What is dilation after vaginoplasty?
Part of the healing process after vaginoplasty involves dilation — inserting a medical grade dilator into the vagina to keep your vaginal canal open as it heals. The hospital may provide you with a set of different sized dilators to use.
A doctor or therapist from your care team will show you how to dilate. This can be difficult at first, but professionals will work with you and your comfort level to help you get accustomed to this aspect of your healing process. You will begin dilating with the smallest dilator in the dilator pack. You continue to use this dilator until cleared to advance to the next size by your care team.
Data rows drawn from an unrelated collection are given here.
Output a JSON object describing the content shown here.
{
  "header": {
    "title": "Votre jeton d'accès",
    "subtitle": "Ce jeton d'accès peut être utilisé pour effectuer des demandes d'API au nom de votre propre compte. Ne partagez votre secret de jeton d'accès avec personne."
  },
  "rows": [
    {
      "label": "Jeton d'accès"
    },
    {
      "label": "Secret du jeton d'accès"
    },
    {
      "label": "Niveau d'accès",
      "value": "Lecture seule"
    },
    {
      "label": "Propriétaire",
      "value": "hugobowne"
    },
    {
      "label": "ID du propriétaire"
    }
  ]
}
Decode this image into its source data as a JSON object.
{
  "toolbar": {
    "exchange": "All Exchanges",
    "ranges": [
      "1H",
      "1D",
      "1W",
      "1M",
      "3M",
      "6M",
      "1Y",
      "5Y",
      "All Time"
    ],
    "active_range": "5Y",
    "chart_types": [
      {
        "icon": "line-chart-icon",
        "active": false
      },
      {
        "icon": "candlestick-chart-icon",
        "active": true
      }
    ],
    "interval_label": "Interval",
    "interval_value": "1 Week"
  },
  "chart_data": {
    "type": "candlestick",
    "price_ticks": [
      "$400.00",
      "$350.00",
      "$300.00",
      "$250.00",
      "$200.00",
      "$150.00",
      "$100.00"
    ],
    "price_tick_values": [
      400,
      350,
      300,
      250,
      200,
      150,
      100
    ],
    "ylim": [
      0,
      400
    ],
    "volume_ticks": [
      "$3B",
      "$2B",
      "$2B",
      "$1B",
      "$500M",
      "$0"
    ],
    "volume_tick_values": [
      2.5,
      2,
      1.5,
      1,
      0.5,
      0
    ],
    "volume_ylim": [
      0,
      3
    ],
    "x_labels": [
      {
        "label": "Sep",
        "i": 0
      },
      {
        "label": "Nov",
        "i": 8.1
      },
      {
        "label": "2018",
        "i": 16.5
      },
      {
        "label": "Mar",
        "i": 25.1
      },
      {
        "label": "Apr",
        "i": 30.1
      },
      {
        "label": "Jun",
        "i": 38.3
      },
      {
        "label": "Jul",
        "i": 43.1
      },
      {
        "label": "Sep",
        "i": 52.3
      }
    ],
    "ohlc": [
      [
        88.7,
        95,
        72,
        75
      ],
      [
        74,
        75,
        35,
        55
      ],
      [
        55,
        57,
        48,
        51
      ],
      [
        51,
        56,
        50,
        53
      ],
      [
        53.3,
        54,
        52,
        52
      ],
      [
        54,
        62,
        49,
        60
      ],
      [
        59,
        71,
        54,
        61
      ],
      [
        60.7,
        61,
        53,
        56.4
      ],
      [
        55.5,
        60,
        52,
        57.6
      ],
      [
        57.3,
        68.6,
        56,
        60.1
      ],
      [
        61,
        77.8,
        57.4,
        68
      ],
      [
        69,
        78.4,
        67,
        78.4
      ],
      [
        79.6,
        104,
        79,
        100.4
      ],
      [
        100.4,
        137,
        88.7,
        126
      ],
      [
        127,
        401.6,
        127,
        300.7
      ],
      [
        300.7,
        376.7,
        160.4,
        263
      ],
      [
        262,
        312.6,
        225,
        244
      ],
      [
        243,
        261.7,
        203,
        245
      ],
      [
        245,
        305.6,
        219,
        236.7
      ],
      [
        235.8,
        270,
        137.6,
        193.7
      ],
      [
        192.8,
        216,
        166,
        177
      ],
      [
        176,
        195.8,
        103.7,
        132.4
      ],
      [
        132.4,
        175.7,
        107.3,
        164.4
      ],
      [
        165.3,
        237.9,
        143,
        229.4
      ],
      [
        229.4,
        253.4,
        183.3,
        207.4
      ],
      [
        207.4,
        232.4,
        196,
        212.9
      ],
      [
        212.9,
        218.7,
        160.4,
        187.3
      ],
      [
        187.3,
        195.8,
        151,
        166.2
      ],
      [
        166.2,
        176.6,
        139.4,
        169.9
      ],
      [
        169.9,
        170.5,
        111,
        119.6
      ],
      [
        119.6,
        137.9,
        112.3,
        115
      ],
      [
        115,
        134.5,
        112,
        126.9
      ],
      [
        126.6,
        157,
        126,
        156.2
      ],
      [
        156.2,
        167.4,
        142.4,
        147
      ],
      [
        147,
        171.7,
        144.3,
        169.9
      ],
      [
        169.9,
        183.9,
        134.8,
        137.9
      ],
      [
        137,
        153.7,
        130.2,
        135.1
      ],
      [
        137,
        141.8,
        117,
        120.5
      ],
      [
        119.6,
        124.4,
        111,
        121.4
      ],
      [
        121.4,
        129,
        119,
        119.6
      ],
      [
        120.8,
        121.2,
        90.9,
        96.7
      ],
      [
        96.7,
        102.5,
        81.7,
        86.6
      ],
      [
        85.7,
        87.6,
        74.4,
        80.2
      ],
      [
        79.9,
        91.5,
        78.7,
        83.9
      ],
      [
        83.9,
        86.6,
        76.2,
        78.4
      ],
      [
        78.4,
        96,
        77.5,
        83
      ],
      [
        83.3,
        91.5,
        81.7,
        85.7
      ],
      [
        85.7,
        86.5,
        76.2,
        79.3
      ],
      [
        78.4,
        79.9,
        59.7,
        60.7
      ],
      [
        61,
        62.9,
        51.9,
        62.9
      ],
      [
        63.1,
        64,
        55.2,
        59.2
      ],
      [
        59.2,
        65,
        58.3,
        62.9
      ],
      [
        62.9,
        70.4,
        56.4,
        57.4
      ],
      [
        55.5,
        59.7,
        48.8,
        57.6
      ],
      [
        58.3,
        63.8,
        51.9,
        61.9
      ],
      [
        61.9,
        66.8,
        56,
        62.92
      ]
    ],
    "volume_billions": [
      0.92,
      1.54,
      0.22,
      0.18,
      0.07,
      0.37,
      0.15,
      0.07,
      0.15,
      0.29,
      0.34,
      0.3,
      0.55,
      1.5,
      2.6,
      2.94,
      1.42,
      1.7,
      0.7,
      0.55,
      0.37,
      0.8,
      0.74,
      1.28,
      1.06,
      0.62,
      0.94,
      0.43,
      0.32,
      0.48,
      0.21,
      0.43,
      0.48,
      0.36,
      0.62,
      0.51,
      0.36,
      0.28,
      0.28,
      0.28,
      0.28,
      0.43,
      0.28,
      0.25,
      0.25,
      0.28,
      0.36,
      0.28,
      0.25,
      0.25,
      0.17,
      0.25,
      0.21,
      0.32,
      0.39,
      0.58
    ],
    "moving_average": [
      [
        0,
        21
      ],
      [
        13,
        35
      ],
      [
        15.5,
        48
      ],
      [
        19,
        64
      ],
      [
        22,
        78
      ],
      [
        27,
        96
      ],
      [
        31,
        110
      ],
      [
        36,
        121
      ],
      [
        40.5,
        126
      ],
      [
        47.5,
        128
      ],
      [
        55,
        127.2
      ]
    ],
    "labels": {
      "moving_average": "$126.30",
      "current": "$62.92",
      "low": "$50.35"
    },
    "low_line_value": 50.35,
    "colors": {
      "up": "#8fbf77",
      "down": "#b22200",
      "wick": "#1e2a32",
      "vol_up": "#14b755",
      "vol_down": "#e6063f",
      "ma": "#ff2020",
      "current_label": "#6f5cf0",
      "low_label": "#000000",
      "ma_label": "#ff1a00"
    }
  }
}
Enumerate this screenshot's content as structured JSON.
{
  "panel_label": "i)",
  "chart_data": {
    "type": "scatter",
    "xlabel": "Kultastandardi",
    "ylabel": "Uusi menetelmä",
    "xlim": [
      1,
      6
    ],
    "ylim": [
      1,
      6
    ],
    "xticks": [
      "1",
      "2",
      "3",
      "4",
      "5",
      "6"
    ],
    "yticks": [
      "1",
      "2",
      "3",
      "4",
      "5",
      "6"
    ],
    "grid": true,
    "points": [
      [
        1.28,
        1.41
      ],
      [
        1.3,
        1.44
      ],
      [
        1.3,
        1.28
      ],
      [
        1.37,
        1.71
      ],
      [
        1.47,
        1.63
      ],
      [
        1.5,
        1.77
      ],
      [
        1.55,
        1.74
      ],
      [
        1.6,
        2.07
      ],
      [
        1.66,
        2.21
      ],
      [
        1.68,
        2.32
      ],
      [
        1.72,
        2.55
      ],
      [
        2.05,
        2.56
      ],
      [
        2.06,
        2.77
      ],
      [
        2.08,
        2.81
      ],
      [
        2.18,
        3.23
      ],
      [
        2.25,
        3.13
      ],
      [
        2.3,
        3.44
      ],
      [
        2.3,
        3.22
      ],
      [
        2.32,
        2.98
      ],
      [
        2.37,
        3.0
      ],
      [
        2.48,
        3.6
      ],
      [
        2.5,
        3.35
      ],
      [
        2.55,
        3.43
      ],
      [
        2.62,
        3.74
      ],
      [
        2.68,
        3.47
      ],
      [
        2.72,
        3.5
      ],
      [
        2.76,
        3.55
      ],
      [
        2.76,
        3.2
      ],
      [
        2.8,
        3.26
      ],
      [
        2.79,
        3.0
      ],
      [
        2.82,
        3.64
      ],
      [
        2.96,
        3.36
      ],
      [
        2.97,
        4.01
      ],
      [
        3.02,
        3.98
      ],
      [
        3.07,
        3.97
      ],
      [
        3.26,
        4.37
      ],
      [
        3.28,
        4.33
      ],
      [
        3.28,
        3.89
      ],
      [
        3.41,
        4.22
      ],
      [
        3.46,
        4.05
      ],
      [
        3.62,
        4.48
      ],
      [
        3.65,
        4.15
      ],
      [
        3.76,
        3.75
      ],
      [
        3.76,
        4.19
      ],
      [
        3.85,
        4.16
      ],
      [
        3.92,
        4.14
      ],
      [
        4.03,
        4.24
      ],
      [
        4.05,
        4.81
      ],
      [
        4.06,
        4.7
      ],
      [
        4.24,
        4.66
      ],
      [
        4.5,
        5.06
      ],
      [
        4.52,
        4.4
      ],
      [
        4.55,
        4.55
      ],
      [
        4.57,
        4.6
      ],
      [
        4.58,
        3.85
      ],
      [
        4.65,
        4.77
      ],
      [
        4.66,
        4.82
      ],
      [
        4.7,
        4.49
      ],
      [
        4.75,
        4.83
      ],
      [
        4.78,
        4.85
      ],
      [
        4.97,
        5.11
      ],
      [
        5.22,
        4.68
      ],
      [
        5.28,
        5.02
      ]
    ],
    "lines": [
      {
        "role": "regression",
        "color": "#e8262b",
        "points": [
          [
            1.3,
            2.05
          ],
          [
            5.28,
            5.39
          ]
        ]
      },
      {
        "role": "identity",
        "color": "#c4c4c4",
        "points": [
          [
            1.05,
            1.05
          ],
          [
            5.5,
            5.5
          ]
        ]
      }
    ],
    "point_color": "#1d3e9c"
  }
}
During the first few weeks after surgery, you must dilate twice a day for at least 15 minutes. It is very important that you continue dilating, especially during your immediate postoperative period, to prevent losing vaginal depth and width. Patients continue to use a dilator for as long as the care team recommends. Some patients may need to dilate their whole lives.
Is dilation after vaginoplasty painful?
Dilation should not be a painful process. At first, you may feel discomfort as you learn the easiest angles and techniques for your body. If you feel severe pain at any time during dilation, it is important to stop, adjust the dilator, and reposition your body so you are more comfortable. It is also important to use lubricant when you dilate. A pelvic floor therapist can work with you to help you get used to this aspect of recovery.